Так вот.
Что же я помню? Помню кое-что. Помню, как одна небольшая, но достаточно известная московская улица Спиридониевка была Спиридониевкой еще до того, как она нынче опять стала Спиридониевкой. В промежутке же, как раз выпадающем на время моего пребывания в ее пределах, она успела побывать улицей имени Алексея Толстого. Но об это позже. И я там жил. Многие видели меня. Однако же видели в таком непрезентабельном, неузнаваемо-младенческом виде, что не признают уже. Я, бывает, посещаю место своего бывшего проживания. Иду вдоль улицы, заглядываю в бывшие наши окна, как раз после арки третьего дома от Садового кольца. Там кто-то живет. По вечерам я вижу горящие огни, чьи-то неведомые, мило по-русски взлохмаченные головы, склонившиеся над столом. Я хочу им крикнуть:
«Гады! Сволочи! Я же здесь жил! На этом самом месте, где вы сейчас незаконно занимаете пространство моего детства!»
«Где, какое твое детство? – оглядываются они. – Нету нигде твоего детства. Вы, гражданин, ошиблись».
«Нет-нет, я не ошибся. Здесь вот лежит растоптанное вашими бесчувственными ногами мое хрупкое, беззащитное детство! Ну, скажите им, подтвердите!» – бросаюсь я к случайным прохожим, хватая их за габардиновые рукава.

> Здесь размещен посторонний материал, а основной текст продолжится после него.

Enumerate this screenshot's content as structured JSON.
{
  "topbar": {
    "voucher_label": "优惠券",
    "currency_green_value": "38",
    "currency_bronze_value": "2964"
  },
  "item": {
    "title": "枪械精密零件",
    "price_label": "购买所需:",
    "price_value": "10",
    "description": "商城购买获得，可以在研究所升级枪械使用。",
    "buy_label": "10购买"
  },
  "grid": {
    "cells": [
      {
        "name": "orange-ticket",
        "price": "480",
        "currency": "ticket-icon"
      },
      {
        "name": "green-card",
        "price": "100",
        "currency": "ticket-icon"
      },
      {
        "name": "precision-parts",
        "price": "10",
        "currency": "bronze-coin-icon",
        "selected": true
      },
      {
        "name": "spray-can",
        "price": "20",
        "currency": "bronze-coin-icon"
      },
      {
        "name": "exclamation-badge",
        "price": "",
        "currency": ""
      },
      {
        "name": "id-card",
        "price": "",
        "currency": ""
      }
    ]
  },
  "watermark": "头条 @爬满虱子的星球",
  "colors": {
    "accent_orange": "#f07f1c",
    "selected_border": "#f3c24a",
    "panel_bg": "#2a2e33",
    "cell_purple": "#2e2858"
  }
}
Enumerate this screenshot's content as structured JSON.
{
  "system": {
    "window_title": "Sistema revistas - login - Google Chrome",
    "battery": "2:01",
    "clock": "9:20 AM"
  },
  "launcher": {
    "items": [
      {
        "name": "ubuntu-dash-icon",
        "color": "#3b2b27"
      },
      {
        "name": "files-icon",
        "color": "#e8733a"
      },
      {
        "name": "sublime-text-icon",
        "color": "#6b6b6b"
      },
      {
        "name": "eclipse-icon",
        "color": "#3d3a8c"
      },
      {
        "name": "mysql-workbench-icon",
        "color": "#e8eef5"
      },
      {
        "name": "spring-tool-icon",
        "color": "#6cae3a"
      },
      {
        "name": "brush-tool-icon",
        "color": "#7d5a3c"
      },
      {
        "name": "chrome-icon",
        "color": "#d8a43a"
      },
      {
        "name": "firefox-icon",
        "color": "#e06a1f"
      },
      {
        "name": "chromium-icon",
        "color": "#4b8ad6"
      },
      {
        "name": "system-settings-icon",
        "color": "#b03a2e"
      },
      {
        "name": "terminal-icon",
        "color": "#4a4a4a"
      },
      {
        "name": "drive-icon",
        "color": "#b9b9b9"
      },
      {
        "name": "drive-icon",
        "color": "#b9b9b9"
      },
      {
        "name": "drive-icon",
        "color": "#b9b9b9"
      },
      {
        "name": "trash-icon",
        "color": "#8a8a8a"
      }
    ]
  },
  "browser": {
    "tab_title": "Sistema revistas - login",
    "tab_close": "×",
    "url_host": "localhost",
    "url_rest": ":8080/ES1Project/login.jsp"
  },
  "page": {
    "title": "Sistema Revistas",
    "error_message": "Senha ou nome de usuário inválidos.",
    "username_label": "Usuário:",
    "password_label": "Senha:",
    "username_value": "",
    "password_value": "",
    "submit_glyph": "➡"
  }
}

Они спокойно, но брезгливо отстраняют мои пальцы, как какого-нибудь пьяницы или проходимца, или еще хуже – скользкой слезливой гадины:
«Нет, не помним!» – и поспешают прочь.
«Гады! Гады!» – рыдаю я.
Никто не верит, что я там был и жил. Надо заметить, подобная амнезия – вполне обычное явление. Помнить да припоминать постоянно нарастающих, изменяющихся людей – труд неблагодарный. Обычно опознают по каким-то незыблемым посторонним приметам. По соседству с уже окончательно и почти полностью изменившимися, но все-таки узнаваемыми родителями, родственниками, сопровождающими, охранниками. Иногда вспоминают по постоянному месту пребывания. Иногда по какой-нибудь трогательной или отвратительной детальке – родинке, кулону или кольцу, выколотому в опасных играх глазу. Или вовсе – по оторванной во время забав с послевоенной гранатой ноге. Но в тогдашней Москве после стольких войн и передряг все так перепуталось, было столько пооторванных ног-рук, выколотых глаз и развороченных черепов. Все так напереезжались с места на место, все родственники так поумирали, что определить друг друга стало абсолютно невозможно. Ходили с места на место, не признавая никого, как горемыки отчаянные, такие перекатиполе. Дети бросались предполагаемым родителям на шею:
– Мамочка! Мамочка! Папочка! Бабуля!
Те в ужасе отталкивали их:
– Кто ты, оборотень?! Я не знаю тебя! – и в ужасе кидались прочь. Те бросались им вослед. Встречные дети и родители сталкивались, создавая кучу-малу. Сверху наваливались новые, в истерике не чувствительные уже ни к боли, ни к месту и времени происходящего. Залитые слезами, перекошенные в ужасе лица ползали вдоль мостовых, не в силах приподняться под громадной тяжестью навалившихся переживаний и верхних тел. Многие успокаивались таким образом в самом низу гигантской пирамиды, поглотившей всех насельников Москвы. Тогда власти пошли на необычное, просто грандиозное, не сопоставимое ни с чем увеличение количества разнообразной охраны и конвоя, чтобы как-то ввести страну в русло самоидентификации, памятливости, хоть какой-то действенности. Чтобы как-то, по виду, форме, опознавательным знакам охраны, по лагерным ли номерам или другим опознавательным знакам, граждане стали опознавать друг друга. Постепенно все пришло в порядок. Люди, как ни сопротивлялись, под настойчивым нажимом властей стали-таки вспоминать себя, свои привычки, окружение, офицерские погоны, кадетские училища. Даже вечерние наряды и целование дамских ручек. Стали припоминать имена славных русских героев – Суворова и Кутузова. Писателей – Толстого, Достоевского. Многое стали вспоминать позабытое. Один мой институтский приятель, высокий стройный красивый юноша, писал, например, непривычные изысканные декадентские стихи, за что был поощряем самим Борисом Леонидовичем Пастернаком. Он просиживал свободные вечера за рюмкой, второй, третьей, водки, слушал неведомо где добытого Вертинского, утирал сочившиеся слезами глаза и бормотал:
– Ребеночка! Убили ведь дитя совсем. Цесаревича. Убили! – и разражался пущими слезами.
Я не знал, как реагировать, воспринимая расстрел царской фамилии совсем еще по канонам большевизированной истории.